Fiorentina-Lecce inizia nel segno di Beltran e finisce con il graffio di Krstovic. Un punto per uno
Vedendo solo il primo tempo di Fiorentina-Lecce e poi spegnendo il televisore (o lasciando lo stadio, se preferite) i più si sarebbero aspettati che i viola avrebbero portato a termine il compito, dopo una frazione inaugurale che li vedeva avanti di due gol, il primo Gonzalez e il secondo Duncan, vicina al terzo e con un Beltran che stava esaltando a suon di giocate i suoi tifosi. Il vero protagonista, alla fine, sarà l’altro nove.

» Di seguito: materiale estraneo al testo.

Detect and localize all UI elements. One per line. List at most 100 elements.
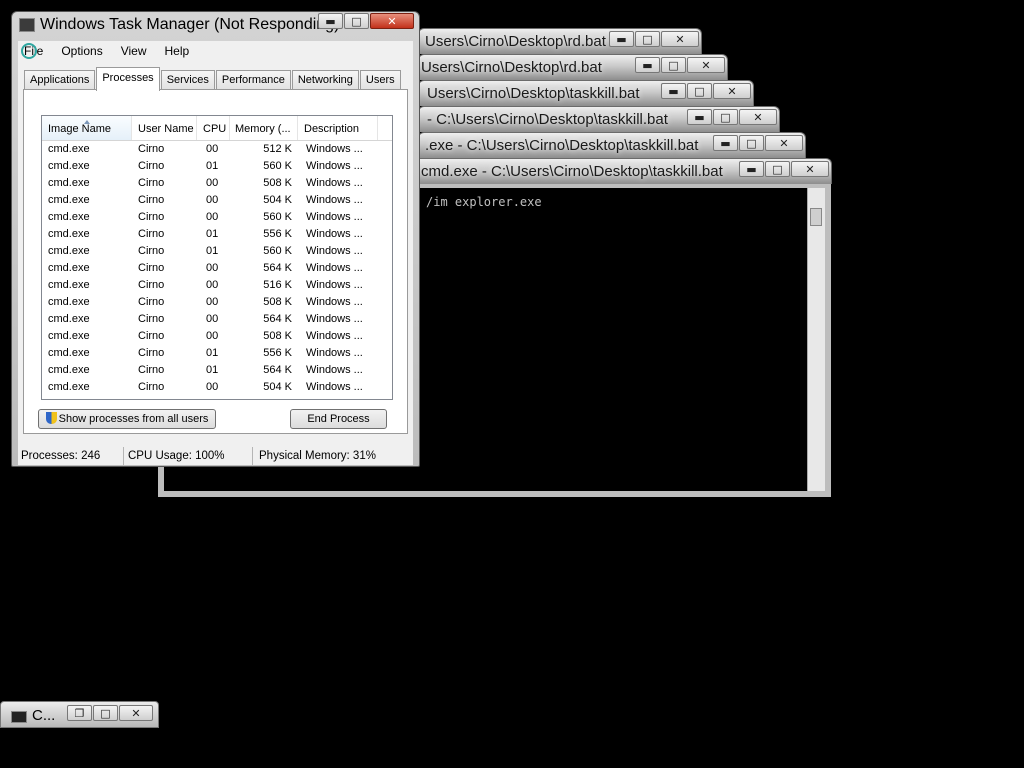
maximize-button[interactable]: □ <box>661 57 686 73</box>
close-button[interactable]: ✕ <box>370 13 414 29</box>
table-row[interactable]: cmd.exe Cirno 01 556 K Windows ... <box>42 345 392 362</box>
maximize-button[interactable]: □ <box>687 83 712 99</box>
menu-bar: File Options View Help <box>18 41 413 61</box>
scroll-thumb[interactable] <box>810 208 822 226</box>
restore-button[interactable]: ❐ <box>67 705 92 721</box>
maximize-button[interactable]: □ <box>713 109 738 125</box>
tab-applications[interactable]: Applications <box>24 70 96 90</box>
tab-services[interactable]: Services <box>160 70 215 90</box>
tab-users[interactable]: Users <box>359 70 401 90</box>
cell-image-name: cmd.exe <box>48 194 90 206</box>
table-row[interactable]: cmd.exe Cirno 00 508 K Windows ... <box>42 294 392 311</box>
table-row[interactable]: cmd.exe Cirno 01 560 K Windows ... <box>42 243 392 260</box>
window-title: Users\Cirno\Desktop\rd.bat <box>421 59 602 76</box>
table-row[interactable]: cmd.exe Cirno 01 556 K Windows ... <box>42 226 392 243</box>
cmd-icon <box>11 711 27 723</box>
close-button[interactable]: ✕ <box>791 161 829 177</box>
minimize-button[interactable]: ▬ <box>609 31 634 47</box>
cell-user-name: Cirno <box>138 262 165 274</box>
table-row[interactable]: cmd.exe Cirno 00 512 K Windows ... <box>42 141 392 158</box>
table-row[interactable]: cmd.exe Cirno 00 564 K Windows ... <box>42 311 392 328</box>
cell-memory: 508 K <box>263 177 292 189</box>
cell-description: Windows ... <box>306 211 363 223</box>
close-button[interactable]: ✕ <box>765 135 803 151</box>
column-description[interactable]: Description <box>298 116 378 140</box>
end-process-label: End Process <box>307 413 370 425</box>
cell-memory: 504 K <box>263 381 292 393</box>
maximize-button[interactable]: □ <box>344 13 369 29</box>
close-button[interactable]: ✕ <box>119 705 153 721</box>
click-indicator <box>21 43 37 59</box>
task-manager-window: Windows Task Manager (Not Responding) ▬ … <box>11 11 420 467</box>
table-row[interactable]: cmd.exe Cirno 01 560 K Windows ... <box>42 158 392 175</box>
window-title: - C:\Users\Cirno\Desktop\taskkill.bat <box>427 111 668 128</box>
show-all-label: Show processes from all users <box>58 413 209 425</box>
cell-user-name: Cirno <box>138 245 165 257</box>
cell-user-name: Cirno <box>138 381 165 393</box>
minimize-button[interactable]: ▬ <box>713 135 738 151</box>
console-scrollbar[interactable] <box>807 188 825 491</box>
cmd-window-titlebar-2[interactable]: Users\Cirno\Desktop\rd.bat ▬ □ ✕ <box>418 54 728 80</box>
minimize-button[interactable]: ▬ <box>687 109 712 125</box>
cell-cpu: 00 <box>206 211 219 223</box>
tab-performance[interactable]: Performance <box>215 70 291 90</box>
column-cpu[interactable]: CPU <box>197 116 230 140</box>
table-row[interactable]: cmd.exe Cirno 00 516 K Windows ... <box>42 277 392 294</box>
minimize-button[interactable]: ▬ <box>318 13 343 29</box>
minimize-button[interactable]: ▬ <box>739 161 764 177</box>
cmd-window-titlebar-3[interactable]: Users\Cirno\Desktop\taskkill.bat ▬ □ ✕ <box>418 80 754 106</box>
maximize-button[interactable]: □ <box>93 705 118 721</box>
cell-cpu: 00 <box>206 296 219 308</box>
maximize-button[interactable]: □ <box>765 161 790 177</box>
cell-image-name: cmd.exe <box>48 313 90 325</box>
cell-cpu: 01 <box>206 245 219 257</box>
cell-user-name: Cirno <box>138 177 165 189</box>
cell-user-name: Cirno <box>138 313 165 325</box>
tab-processes[interactable]: Processes <box>96 67 160 91</box>
minimized-cmd-window[interactable]: C... ❐ □ ✕ <box>0 701 159 728</box>
close-button[interactable]: ✕ <box>739 109 777 125</box>
maximize-button[interactable]: □ <box>739 135 764 151</box>
cell-memory: 556 K <box>263 228 292 240</box>
cmd-window-titlebar-5[interactable]: .exe - C:\Users\Cirno\Desktop\taskkill.b… <box>418 132 806 158</box>
close-button[interactable]: ✕ <box>713 83 751 99</box>
status-processes: Processes: 246 <box>18 447 124 465</box>
process-list[interactable]: Image Name User Name CPU Memory (... Des… <box>41 115 393 400</box>
cell-user-name: Cirno <box>138 330 165 342</box>
cell-memory: 556 K <box>263 347 292 359</box>
cell-memory: 504 K <box>263 194 292 206</box>
column-image-name[interactable]: Image Name <box>42 116 132 140</box>
cell-description: Windows ... <box>306 194 363 206</box>
minimize-button[interactable]: ▬ <box>635 57 660 73</box>
window-title: Users\Cirno\Desktop\rd.bat <box>425 33 606 50</box>
column-user-name[interactable]: User Name <box>132 116 197 140</box>
close-button[interactable]: ✕ <box>687 57 725 73</box>
cell-description: Windows ... <box>306 177 363 189</box>
cell-image-name: cmd.exe <box>48 160 90 172</box>
title-bar[interactable]: Windows Task Manager (Not Responding) ▬ … <box>12 12 419 40</box>
list-header: Image Name User Name CPU Memory (... Des… <box>42 116 392 141</box>
show-all-processes-button[interactable]: Show processes from all users <box>38 409 216 429</box>
cell-user-name: Cirno <box>138 194 165 206</box>
table-row[interactable]: cmd.exe Cirno 00 504 K Windows ... <box>42 192 392 209</box>
table-row[interactable]: cmd.exe Cirno 00 564 K Windows ... <box>42 260 392 277</box>
end-process-button[interactable]: End Process <box>290 409 387 429</box>
close-button[interactable]: ✕ <box>661 31 699 47</box>
cell-description: Windows ... <box>306 296 363 308</box>
table-row[interactable]: cmd.exe Cirno 00 508 K Windows ... <box>42 328 392 345</box>
menu-help[interactable]: Help <box>159 41 190 61</box>
cmd-window-titlebar-1[interactable]: Users\Cirno\Desktop\rd.bat ▬ □ ✕ <box>418 28 702 54</box>
table-row[interactable]: cmd.exe Cirno 00 504 K Windows ... <box>42 379 392 396</box>
column-memory[interactable]: Memory (... <box>230 116 298 140</box>
menu-options[interactable]: Options <box>55 41 102 61</box>
cell-description: Windows ... <box>306 313 363 325</box>
tab-networking[interactable]: Networking <box>291 70 359 90</box>
table-row[interactable]: cmd.exe Cirno 00 508 K Windows ... <box>42 175 392 192</box>
menu-view[interactable]: View <box>115 41 147 61</box>
table-row[interactable]: cmd.exe Cirno 00 560 K Windows ... <box>42 209 392 226</box>
minimized-title: C... <box>32 707 56 724</box>
maximize-button[interactable]: □ <box>635 31 660 47</box>
cmd-window-titlebar-4[interactable]: - C:\Users\Cirno\Desktop\taskkill.bat ▬ … <box>418 106 780 132</box>
minimize-button[interactable]: ▬ <box>661 83 686 99</box>
table-row[interactable]: cmd.exe Cirno 01 564 K Windows ... <box>42 362 392 379</box>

Quello che entra dalla panchina, che sul volto e sul passaporto ha impresso il senso del progetto Lecce: giocatori giovani, poco conosciuti ma in grado di dare un certo rendimento. Subito. Come nel caso di Krstovic, ultimo acquisto di Corvino dall’est per l’attacco e a segno dopo soli due minuti dal subentro. Con quell’incornata ha coronato la rimonta di una squadra, quella salentina, che non ha mai pensato che la partita fosse finita, neanche quando sembrava davvero esserlo. Non è valso per entrambe, si direbbe.